Перечитывая Мастера. Заметки лингвиста на макинтоше (Барр) - страница 74

С другой стороны, обилие незнакомых слов: ала, когорта, легат, кентурия и др., - создают лексический код, приближающий художественный текст к историческому документу. То, что это сознательная авторская установка, сомнений не вызывает. Историческая лексика представлена системно и включена в художественное стилевое своеобразие исторических глав, подчеркивает его монументальность.

Поэтому стиль ершалаемских глав кажется не подверженным никаким временным оценочным пересмотрам, это как бы язык, которым говорит история.

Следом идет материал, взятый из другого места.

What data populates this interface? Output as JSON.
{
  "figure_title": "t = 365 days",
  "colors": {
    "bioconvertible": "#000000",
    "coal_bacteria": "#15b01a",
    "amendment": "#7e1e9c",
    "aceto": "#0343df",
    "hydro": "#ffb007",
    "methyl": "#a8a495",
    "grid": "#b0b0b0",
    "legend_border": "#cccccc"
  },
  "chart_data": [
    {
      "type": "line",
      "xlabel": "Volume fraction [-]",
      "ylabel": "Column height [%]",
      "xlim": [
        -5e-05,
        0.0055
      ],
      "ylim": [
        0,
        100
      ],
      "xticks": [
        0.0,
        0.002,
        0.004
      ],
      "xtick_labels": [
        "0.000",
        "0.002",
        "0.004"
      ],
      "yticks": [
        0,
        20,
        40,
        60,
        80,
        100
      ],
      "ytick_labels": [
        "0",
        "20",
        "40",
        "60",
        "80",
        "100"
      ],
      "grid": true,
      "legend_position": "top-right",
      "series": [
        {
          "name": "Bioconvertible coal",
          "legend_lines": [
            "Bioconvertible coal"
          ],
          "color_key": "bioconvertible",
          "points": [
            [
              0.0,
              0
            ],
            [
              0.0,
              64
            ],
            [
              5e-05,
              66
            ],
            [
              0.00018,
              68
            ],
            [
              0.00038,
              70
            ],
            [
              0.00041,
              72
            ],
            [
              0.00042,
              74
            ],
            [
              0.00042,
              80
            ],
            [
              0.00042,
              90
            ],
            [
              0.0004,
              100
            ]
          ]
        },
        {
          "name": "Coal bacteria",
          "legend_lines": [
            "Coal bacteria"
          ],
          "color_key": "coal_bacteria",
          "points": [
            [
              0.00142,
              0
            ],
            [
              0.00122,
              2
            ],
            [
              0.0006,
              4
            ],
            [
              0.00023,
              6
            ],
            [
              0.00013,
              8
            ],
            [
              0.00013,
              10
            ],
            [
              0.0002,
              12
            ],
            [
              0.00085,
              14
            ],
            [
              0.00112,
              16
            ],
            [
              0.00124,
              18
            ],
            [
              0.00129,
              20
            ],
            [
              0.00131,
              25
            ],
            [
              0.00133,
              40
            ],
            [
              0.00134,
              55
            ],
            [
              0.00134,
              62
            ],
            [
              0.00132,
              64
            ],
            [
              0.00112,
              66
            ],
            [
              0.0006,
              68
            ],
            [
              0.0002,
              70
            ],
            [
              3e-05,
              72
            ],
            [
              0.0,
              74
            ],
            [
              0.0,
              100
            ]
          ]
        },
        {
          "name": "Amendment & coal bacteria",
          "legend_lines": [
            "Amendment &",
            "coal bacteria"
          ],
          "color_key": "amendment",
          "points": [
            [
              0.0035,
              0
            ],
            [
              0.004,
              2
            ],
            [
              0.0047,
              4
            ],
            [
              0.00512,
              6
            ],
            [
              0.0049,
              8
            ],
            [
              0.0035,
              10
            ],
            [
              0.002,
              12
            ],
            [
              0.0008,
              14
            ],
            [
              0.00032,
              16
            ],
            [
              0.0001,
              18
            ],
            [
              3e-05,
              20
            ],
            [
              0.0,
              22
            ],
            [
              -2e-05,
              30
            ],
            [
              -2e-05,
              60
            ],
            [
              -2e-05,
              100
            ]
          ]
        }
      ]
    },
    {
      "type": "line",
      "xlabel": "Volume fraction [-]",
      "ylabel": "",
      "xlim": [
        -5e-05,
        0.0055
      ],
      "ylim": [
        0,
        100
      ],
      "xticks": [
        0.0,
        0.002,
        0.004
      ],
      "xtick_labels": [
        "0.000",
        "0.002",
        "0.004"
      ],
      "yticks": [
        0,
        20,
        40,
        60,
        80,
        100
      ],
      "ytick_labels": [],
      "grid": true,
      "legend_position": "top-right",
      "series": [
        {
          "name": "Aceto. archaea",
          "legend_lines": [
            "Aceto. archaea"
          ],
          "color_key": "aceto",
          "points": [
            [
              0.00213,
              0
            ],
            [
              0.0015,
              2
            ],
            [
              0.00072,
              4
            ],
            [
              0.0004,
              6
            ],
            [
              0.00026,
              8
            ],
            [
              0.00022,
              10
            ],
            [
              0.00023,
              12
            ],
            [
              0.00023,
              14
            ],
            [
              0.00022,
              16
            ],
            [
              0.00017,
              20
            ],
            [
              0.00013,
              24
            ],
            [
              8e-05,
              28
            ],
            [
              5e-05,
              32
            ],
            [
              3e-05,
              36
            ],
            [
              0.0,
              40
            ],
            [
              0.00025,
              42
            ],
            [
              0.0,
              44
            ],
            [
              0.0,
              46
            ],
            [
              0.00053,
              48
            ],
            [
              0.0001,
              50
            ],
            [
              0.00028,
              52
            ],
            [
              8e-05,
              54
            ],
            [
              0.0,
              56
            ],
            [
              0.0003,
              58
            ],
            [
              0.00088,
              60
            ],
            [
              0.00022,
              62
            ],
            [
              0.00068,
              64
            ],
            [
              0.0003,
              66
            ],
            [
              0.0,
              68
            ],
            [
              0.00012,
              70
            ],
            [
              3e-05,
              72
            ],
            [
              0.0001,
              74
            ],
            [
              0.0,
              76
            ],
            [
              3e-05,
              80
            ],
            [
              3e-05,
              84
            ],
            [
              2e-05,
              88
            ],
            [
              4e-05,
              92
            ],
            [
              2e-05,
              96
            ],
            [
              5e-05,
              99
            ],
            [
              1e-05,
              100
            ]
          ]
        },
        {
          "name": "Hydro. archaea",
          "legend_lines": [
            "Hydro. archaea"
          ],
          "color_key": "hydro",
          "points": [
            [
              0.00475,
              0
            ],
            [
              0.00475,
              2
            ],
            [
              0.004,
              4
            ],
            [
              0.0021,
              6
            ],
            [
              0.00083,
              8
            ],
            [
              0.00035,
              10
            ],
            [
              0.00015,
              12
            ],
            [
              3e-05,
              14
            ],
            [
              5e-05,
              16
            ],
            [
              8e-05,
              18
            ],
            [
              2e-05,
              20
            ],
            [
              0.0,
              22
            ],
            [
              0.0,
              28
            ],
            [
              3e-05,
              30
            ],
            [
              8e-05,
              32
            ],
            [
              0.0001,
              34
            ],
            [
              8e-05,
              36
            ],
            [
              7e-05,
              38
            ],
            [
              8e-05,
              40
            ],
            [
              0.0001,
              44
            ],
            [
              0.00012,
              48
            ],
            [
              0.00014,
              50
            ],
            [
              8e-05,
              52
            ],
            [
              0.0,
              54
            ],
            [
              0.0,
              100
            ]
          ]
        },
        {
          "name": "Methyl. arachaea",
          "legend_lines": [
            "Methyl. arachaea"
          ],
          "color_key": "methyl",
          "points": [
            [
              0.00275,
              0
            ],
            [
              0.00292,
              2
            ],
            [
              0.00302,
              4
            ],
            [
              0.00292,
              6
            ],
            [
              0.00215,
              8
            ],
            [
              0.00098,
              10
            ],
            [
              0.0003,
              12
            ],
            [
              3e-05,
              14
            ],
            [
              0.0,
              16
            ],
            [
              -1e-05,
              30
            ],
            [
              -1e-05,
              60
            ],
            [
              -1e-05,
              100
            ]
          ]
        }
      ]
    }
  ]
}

Со времени написания романа сила восприятия его не изменилась.

Необходимо признать, что язык московских глав, точно отражавший речевое сознание советских граждан и адекватно «прочитывавшийся» в советскую эпоху, сегодня воспринимается иначе. Фрагментами он кажется несколько архаичным. Канцеляризмы 30-х годов уже вышли из употребления (означенного, сим удостоверяю, вышеизложенного, первую категорию). Много архаизмов, обозначающих предметы и реалии быта 30-х годов, сегодня нуждаются в пояснениях (примус, угольная лампочка, ларь, корыта, толстовка, бурка, Торгсин, капельдинер и пр.). Технический прогресс дает себя знать.

Что же касается романа в романе, ни одно слово не «выпадает», ни одна фраза не может быть подвергнута ревизии. Роман не кажется менее достоверным и значимом сегодня, нежели в эпоху автора.

Это как «Ревизор» Н. В. Гоголя, это всегда о России. Роман чудесным образом продолжает «звучать» актуально и злободневно. Проблема выбора перед человеком и человечеством не становится менее важной. Но, помимо идейно-философской актуальности, этот роман о Понтии Пилате остается непревзойденной вершиной художественного совершенства и силы слова.

Уже отмечалось рядом исследователей, что язык исторического повествования отличается от языка сатирического повествования глав, описывающих современную писателю Москву. Так Л. М. Яновская пишет: «Стиль древних глав нетороплив, прозрачен и важен. В нем как будто сбережено дыхание давних времен, когда бумаги не было, а пергамент был дорог и люди, по крайней мере, в письме, стремились выражаться экономно.

Диалоги серьезны, скупы – только самое главное. Ремарки к диалогам сдержанны. Нет обилия острых штрихов повседневности. Нет сатирической мелочи мгновенно выхваченных лиц. Не сатиричны центральные персонажи» (Яновская 1983: 242). Это точно переданное эмоциональное восприятие стилевого своеобразия частей романа.

Но дело даже не в этом, не в переключении модуса и пафоса произведения с сатиры на эпику. Меняется плотность художественного времени. Описываемые события в Москве занимают временной промежуток в три дня, а в историческом романе – сутки. Но дело даже не в этом, а в той скурпулезной внимательности к мельчайшим деталям описываемых событий, которую демонстрирует автор на протяжении ершалаимского повествования. Ощущение «сгущения времени» особенно заметно в описании казни Иешуа. Вкрапление статичных картин ожидания поддерживает это ощущение.